孙犁是文学史上的清才,清辞丽句,为一时小说家之选。重要小说集有《荷花淀》(1947年)、《芦花荡》(1949年)、《嘱咐》(1949年)等。

1、孙犁充分写出了解放区劳动妇女的成长,写出了她们内心的美。

中国现代文学史上历来有描写劳动妇女的传统,但多是描写她们所受的苦难,如鲁迅的《祝福》;也有着重描写劳动妇女身上的闪光品质的,如艾芜作品中的某些篇章,沈从文的《边城》等,但他们或是反映时代大潮冲击圈外的人物,从隐藏的下层社会烟尘里发掘出受伤的灵魂美,或是从人性的角度歌颂下层人民原始的灵魂美。

孙犁所表现的则是解放了的新时代劳动妇女的灵魂美。孙犁笔下的农村妇女不再有艾芜人物的病态,而表现出健康的色彩,人物的美好秉性产生于现实的新的阶级关系与生产关系的土壤中。孙犁可以说发展了现代文学表现劳动妇女灵魂美的传统。

2、孙犁集中表现革命战争年代的妇女识大体、乐观主义的精神和献身精神的“美的极致”,不愿意让社会的丑恶现象进入自己的作品。

孙犁先说的独特主题:表现农民。尤其是他们中的劳动妇女在伟大民族战争中的觉醒,挖掘农民内在的灵魂美、人情美,以此歌颂美的新时代、新农村的诞生,歌颂创造着美的革命,表现自己对美的追求。

艺术手法:

(1)抓住人物的主要方面。

孙犁捕捉生活的独特方式和典型塑造方法上的独创性:紧紧抓住与自己心灵相契合的一瞬间,印象式地抓住形象打动自己的那一部分,加以突出描写。如《吴召儿》中对吴召儿的描写。抓住人物思想性格最主要最突出的部分,“强调它、突出它,更多地提到它,用重笔调写它,使它鲜明起来,凸现出来,发射光亮,照人眼目”,而坚决舍弃非主要,特点不鲜明的部分。

(2)作品的抒情性。同时在客观形象中倾注了自己的主观情感。作家写人物,也就是在写自己,达到了主客体的完美融合。

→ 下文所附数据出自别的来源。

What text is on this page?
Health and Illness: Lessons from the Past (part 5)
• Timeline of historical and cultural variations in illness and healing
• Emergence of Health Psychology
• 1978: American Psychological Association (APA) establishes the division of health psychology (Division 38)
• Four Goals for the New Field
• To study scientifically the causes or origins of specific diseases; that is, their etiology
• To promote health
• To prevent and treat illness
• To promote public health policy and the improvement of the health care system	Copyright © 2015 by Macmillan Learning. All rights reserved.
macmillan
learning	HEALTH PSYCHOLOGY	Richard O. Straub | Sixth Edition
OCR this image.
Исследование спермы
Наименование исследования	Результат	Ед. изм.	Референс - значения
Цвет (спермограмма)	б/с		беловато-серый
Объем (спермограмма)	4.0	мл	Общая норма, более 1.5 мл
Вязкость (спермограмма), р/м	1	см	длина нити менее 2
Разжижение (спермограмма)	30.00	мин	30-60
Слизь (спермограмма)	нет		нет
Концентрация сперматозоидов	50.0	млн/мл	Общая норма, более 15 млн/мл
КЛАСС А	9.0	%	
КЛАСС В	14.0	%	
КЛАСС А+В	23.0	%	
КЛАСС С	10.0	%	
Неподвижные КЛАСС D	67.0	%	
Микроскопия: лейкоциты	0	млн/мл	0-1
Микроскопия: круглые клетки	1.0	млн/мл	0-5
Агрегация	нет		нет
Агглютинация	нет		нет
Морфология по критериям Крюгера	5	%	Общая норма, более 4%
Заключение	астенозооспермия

(3)散文性。孙犁的小说不以情节取胜,作品中情节往往不完整,而是用一连串的生活画面,或用一种思想,一组细节串通起来。

(4)清新、明净的语言风格。

总结:孙犁的小说的传统性和民间性比较内在,表现出一种中和之美的原则。孙犁的小说以其美的特质和独特艺术风格在解放区小说中占据了一个特殊位置。以他为首,后来形成了一个荷花淀派。

浅谈孙犁小说几点艺术特色

----读孙犁《荷花淀》有感(三千三百字)

         

对于“善良的东西,美好的东西”的表现,是孙犁创作的原则。也正是这一原则,凭借作者对广阔的冀中平原和旖旎的白洋淀的风光的熟悉,创作出了一篇篇脍炙人口的佳作,今天读来仍然令人口舌生津。孙犁文笔婉约而流畅,感情抒发和人物感情的的描述,都同景物与人物的描绘自然融合,篇篇作品都具有浓郁的浪漫主义色彩和抒情诗的韵致。这是就是孙犁小说清新雅丽的独特风格。《芦花荡》是《菏花淀》的姊妹篇,也是写残酷战争环境中的人和事,但读来一点儿也没有那种凄惨悲戚的感觉,相反感觉到的只是高昂在作品中的战胜敌人的坚定信念和乐观精神。透过《芦花荡》,我们能充分体会到孙犁小说创作的鲜明特色。

一、立足于小人物描写来反映时代主题。

孙犁小说中的人物,我们看不到“只解沙场为国死,何须马革裹尸还”的狼牙山五壮士式的英雄,也看不到烈火中忍着剧痛的邱少云般的英雄……我们所能触摸到的只是一个个生在冀中、长在冀中的普通形象,有勤劳朴实勇敢的水生嫂,有懂事热情的十六七岁的妞儿,更有自信勇敢聪明且带有传奇色彩的老头子。这些都是冀中抗日军民中极普通的一员,特别是《芦花荡》里老头子,小说中连姓名都没有,我们只知道的就是他有高超的驾船本领,不会使枪,藐视敌人,无所畏惧,对战争的警惕性不高,过于自信,是个有缺点的英雄,虽如此,却丝毫不影响我们对这位老人的认可和赞许。老人单枪匹马来往穿梭于敌人封锁线,内外联络,运输粮食,运送干部;那“你什么也靠给我”的豪言壮语,表现了他为民族抗战甘愿竭尽心力的精神;其中对两个孩子的喜爱更显真切,他对大菱说“他们打伤了你,流了这么多血,等明天我叫他们十个人流血”的许诺,我们深深地感觉到在老人内心中所涌动着的咱中国人是白洋淀的主人热情和咱中国人是永远不可战胜的自信,他对乡土是那么的充满感情,对侵略者是那么的充满仇恨,而这一切正是那一特殊背景下同仇敌忾、保家卫国的中国人民的真实写照。老头子,不,冀中平原那些普普通通的中国人,为了民族的解放,他们置个人安危于不顾,再大险也敢冒,再大的困难也能克服,这就是可歌可泣的中国人民,这就是不可战胜的民族精神。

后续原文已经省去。